Court of Appeal clarifies “clear and unmistakable” standard for arbitrability delegation: Villalobos v. Maersk, Inc.

In Villalobos v. Maersk, Inc. (2025) 114 Cal.App.5th 1170, the Court of Appeal (Second Appellate District, Division Eight) held that a general incorporation of arbitration rules that permit the arbitrator to determine jurisdiction is insufficient to constitute clear and unmistakable intent to delegate arbitrability to the arbitrator, and affirmed that Lab. Code § 229 prohibits arbitration of waiting time penalty claims (§ 203) when the California Arbitration Act applies.

Plaintiff filed a putative class action alleging UCL and various wage and hour claims, later consolidated with a PAGA claim.

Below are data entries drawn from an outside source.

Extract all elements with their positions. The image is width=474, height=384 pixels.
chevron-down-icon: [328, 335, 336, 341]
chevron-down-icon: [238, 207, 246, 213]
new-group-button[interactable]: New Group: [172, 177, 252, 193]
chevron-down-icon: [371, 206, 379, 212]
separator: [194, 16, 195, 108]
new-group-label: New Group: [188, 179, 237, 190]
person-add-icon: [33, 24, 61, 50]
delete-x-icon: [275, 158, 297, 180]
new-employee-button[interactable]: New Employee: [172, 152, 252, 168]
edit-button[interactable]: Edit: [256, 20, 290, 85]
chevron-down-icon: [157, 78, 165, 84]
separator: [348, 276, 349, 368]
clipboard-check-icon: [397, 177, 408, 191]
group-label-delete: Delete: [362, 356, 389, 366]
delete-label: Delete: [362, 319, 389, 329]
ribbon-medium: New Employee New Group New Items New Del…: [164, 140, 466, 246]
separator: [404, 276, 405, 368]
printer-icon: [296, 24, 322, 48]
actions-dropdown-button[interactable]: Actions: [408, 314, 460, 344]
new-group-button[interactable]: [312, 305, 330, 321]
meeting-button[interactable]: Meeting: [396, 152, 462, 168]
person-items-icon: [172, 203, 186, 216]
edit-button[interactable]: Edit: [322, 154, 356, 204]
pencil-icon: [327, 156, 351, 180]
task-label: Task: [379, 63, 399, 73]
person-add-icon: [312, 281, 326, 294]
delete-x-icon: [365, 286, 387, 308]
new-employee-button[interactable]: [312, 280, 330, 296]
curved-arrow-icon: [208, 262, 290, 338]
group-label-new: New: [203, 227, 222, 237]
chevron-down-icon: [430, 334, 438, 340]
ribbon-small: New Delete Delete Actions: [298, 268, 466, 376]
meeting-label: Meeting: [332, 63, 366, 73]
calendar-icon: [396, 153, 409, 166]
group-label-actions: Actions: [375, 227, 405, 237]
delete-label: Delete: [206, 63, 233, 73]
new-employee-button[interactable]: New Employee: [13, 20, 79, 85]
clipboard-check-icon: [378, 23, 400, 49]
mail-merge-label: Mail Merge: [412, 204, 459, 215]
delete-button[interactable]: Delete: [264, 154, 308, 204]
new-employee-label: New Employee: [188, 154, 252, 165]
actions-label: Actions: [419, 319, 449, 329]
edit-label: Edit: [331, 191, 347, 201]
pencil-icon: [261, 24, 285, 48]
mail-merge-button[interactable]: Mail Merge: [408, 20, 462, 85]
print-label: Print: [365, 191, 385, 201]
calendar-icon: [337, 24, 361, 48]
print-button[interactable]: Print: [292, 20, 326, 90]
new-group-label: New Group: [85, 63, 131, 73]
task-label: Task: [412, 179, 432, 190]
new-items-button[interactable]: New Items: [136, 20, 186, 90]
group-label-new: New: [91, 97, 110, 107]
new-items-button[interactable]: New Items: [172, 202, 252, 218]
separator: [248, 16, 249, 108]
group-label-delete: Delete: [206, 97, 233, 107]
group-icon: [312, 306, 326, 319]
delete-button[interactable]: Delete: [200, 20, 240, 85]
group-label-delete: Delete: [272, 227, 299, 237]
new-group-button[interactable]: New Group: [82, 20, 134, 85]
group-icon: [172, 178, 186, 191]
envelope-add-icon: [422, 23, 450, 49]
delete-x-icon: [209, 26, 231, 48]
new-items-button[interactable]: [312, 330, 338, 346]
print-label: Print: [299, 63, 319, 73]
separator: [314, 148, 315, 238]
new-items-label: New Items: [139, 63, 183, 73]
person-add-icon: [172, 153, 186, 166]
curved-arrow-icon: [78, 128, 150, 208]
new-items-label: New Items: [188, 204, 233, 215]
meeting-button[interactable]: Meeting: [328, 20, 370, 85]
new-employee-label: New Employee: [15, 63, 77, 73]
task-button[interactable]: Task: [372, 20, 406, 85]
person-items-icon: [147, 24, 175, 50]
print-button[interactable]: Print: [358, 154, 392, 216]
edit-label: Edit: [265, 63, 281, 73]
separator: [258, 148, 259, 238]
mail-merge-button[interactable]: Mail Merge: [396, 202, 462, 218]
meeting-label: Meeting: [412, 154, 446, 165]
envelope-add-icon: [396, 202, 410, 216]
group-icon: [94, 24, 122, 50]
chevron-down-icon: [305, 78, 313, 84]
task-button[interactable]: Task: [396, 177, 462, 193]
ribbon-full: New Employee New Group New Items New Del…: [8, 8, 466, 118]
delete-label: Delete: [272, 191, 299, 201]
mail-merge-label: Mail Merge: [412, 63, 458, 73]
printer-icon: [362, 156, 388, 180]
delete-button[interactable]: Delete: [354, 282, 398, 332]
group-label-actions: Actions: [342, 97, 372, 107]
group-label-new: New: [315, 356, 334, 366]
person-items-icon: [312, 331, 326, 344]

Defendants moved to compel arbitration, arguing that the agreement’s incorporation of AAA rules required the arbitrator to determine arbitrability. The trial court denied the motion, finding no clear and unmistakable intent to delegate. It ruled the California Arbitration Act (CAA) applied (not the FAA), and consequently denied the motion to arbitrate Plaintiff’s minimum wage, waiting time penalty (§ 203), and non-individual PAGA claims, while compelling his remaining claims. Defendants appealed.

The Court of Appeal affirmed the trial court’s order. Citing First Options of Chicago, Inc. v. Kaplan (1995) 514 U.S. 938, 944, for the “clear and unmistakable” delegation standard, the court found that while incorporation of AAA rules can sometimes meet this test, the agreement here was insufficient. The court noted that Plaintiff would have only discovered the intent to delegate through a multi-step process removed from the agreement itself. Citing Gilbert Street Developers, LLC v. La Quinta Homes, LLC (2009) 174 Cal.App.4th 1185, 1192, the court emphasized that Plaintiff needed sufficient notice of the delegation.

The Court of Appeal rejected Defendants’ argument regarding the waiting time penalty claim, holding that Lab. Code § 229, which shields unpaid wage claims from arbitration, encompasses § 203 waiting time penalty claims when the CAA governs. Finally, the court held that the preemption principles from Viking River Cruises, Inc. v. Moriana (2022) 596 U.S. 639 do not apply where the FAA is inapplicable. Thus, the trial court correctly ruled that no part of Plaintiff’s PAGA claim was arbitrable under the CAA.